公開すればいいのか

時事ネタというにはやや遅きに失するかもしれないが、呟いたことを基に現時点の考えをまとまらないままではあるが、メモしてみる。

 

きっかけはこちらの報道。

news.yahoo.co.jp

民事裁判の全判決をビッグデータとして活用できるようにするため、法務省が新たな仕組み作りに乗り出すことがわかった。近く省内に有識者会議を設け、必要な法整備を議論する。膨大なデータに基づいた判例分析を可能にし、紛争の早期解決や予防などにつなげる狙いがある。

 

どういうことであれ、特定の施策には、利点の裏側に欠点や懸念すべき点があると考える。

 

まず思うのは、判決データが公開される際に、仮名処理が「甘い」と、結果的に特定されてしまい、訴訟があった事実などが明らかになってしまうということ。過去の勤務先で関わった訴訟の判決文について、商用データベースに掲載されたものの、当事者表示以外のところの処理が不十分で、結果的に特定可能だったという事例があった。

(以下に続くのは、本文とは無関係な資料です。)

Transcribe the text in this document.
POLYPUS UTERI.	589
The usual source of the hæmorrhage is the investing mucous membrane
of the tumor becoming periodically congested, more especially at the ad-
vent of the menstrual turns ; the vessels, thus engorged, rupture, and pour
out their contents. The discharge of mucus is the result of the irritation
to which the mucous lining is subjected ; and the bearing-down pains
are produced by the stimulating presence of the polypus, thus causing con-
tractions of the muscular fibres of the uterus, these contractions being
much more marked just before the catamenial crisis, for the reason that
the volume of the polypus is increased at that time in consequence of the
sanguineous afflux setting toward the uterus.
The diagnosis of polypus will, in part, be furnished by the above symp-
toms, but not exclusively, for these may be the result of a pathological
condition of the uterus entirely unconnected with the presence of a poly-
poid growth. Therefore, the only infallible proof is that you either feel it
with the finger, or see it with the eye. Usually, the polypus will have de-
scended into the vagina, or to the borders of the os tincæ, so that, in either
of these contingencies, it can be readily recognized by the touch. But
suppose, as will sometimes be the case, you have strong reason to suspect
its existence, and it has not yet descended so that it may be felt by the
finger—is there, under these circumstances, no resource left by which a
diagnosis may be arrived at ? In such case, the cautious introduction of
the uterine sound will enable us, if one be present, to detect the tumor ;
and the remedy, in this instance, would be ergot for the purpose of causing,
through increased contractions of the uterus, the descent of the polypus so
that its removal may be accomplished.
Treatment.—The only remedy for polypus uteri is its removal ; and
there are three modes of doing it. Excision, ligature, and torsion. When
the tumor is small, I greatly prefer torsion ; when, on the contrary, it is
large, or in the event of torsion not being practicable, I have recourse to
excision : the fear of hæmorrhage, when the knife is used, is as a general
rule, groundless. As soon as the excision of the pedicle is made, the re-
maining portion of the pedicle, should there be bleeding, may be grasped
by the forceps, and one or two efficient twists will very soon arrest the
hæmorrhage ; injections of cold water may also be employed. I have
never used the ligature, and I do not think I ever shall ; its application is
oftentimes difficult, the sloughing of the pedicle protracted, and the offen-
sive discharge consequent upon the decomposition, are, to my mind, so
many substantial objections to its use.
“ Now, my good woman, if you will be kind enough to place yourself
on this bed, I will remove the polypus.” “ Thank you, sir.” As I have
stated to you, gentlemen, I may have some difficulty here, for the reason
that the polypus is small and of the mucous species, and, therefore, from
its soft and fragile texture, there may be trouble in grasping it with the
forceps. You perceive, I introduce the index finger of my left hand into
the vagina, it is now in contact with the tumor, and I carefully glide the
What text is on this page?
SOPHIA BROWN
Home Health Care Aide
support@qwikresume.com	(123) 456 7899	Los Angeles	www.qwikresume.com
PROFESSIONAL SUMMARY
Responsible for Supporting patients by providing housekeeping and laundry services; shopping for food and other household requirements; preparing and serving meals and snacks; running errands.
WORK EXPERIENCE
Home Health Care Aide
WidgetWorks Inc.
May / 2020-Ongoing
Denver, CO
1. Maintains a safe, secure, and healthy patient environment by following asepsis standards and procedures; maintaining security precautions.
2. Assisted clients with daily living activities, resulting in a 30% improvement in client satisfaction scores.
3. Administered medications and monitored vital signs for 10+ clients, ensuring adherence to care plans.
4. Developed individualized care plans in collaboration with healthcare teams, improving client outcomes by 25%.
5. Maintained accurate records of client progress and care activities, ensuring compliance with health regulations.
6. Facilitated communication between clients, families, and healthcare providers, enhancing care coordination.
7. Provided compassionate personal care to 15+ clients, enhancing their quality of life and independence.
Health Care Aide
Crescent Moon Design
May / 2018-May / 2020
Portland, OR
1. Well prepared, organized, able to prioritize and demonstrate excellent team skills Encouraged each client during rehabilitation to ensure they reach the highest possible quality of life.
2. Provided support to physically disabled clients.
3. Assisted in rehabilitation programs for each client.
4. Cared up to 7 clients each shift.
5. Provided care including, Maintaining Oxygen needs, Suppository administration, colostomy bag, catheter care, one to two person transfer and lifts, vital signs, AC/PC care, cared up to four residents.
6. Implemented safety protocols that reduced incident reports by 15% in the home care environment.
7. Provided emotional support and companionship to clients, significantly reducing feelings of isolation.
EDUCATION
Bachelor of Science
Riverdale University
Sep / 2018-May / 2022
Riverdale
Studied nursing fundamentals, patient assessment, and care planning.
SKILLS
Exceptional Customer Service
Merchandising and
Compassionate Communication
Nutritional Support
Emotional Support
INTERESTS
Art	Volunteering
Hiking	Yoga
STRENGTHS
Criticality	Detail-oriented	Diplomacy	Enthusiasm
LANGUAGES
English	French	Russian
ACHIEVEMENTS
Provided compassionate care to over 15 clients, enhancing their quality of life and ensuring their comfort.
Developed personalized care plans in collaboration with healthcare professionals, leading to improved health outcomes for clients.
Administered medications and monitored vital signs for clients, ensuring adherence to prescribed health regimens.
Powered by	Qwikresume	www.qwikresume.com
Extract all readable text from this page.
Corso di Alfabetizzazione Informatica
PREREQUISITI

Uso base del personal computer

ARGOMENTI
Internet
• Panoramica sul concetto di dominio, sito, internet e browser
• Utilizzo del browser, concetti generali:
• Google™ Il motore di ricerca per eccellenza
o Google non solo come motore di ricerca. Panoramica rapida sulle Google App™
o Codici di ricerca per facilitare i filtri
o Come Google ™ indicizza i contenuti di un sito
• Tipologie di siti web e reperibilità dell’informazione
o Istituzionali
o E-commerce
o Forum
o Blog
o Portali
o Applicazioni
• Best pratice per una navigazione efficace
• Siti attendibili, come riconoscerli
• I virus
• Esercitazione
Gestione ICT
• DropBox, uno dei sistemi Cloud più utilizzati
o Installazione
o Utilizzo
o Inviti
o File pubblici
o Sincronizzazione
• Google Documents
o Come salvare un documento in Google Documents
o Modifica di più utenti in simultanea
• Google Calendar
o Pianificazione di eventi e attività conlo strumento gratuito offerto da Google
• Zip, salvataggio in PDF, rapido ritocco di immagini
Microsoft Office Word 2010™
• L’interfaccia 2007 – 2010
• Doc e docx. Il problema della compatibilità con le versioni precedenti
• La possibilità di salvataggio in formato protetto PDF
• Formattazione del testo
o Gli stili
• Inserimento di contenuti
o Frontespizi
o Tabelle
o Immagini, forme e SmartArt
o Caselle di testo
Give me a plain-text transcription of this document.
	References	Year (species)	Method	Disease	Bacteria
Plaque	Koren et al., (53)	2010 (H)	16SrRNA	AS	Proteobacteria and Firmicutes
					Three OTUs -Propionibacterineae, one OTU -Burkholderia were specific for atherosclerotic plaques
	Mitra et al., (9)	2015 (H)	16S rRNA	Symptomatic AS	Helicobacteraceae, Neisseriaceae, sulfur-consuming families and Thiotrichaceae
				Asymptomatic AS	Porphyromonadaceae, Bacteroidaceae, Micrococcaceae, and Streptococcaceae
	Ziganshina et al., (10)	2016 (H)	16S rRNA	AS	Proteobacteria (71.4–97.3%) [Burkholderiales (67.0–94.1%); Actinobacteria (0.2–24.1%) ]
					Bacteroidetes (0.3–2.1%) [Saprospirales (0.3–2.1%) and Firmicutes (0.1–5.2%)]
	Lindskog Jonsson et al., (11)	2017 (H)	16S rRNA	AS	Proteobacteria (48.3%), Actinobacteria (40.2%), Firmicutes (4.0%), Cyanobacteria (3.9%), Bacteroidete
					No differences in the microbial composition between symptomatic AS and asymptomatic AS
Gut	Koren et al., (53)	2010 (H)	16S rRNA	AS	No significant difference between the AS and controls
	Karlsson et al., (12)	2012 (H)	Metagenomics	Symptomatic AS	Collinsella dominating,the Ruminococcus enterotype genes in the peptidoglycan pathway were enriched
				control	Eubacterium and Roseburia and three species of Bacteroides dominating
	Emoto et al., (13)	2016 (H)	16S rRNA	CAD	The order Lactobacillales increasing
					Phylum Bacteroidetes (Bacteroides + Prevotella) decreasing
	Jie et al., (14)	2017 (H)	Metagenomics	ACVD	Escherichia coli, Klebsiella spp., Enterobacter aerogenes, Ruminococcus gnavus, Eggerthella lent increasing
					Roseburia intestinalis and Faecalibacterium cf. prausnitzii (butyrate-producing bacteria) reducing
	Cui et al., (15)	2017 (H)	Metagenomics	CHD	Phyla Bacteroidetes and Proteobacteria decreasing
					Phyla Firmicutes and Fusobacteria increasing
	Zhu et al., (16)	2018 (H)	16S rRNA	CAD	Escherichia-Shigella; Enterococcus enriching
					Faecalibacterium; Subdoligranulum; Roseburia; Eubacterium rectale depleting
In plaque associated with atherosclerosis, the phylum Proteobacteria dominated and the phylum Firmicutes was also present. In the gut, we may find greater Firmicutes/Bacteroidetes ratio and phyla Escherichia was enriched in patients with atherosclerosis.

その種の事例が生じるのではないかというのが、まず懸念されるところ。

 

次に、くまった先生からご指摘があったが、事件番号を介して、第三者が証拠なども含めて閲覧謄写可能となり、そうしたプロセスから出た情報が、濫用的に使用されることも懸念される。

 

こうした行為を通じて、訴訟そのものの提起や、訴訟における攻撃防御に、萎縮的効果が生じると、裁判の公開の要請がよりよく満たされたとしても、当事者の裁判を受ける権利の実質的な侵害となることも想定される。不競法上の手段の活用は想定可能だが、要件を満たさない情報も存在するのが通常であり、より広く非公開にできる道が開かれるべきだろうと考える。

 

結果的に、訴訟から仲裁などのADRへ、という流れも考えられるが、仲裁は仲裁合意があるのが前提で、不法行為構成の場合は、その手が使えないことも想定されるため、効果は限定的だろうと考える。

 

公開されることは、それを分析してなにがしかの情報を引き出すご商売の方々及びその商売を利用できるだけの資力のある方々等にとっては有用なのかもしれないが、それがすべての当事者に出来るわけでもないし、そういうことができることが常に有用とも限らないように思われる。そうであれば、上記のような想定される弊害も考えて、適切なバランスが保たれることを望むばかり*1

 

*1:こういうことをいうと、公開万能教徒の方々から米国の訴訟のような例を挙げて批判が来そうな気もするが、訴訟の社会におけるあり方がかの国とこちらとでは異なるので、他国の例をもってとやかくいうのが適切とは思われないことを付言しておく。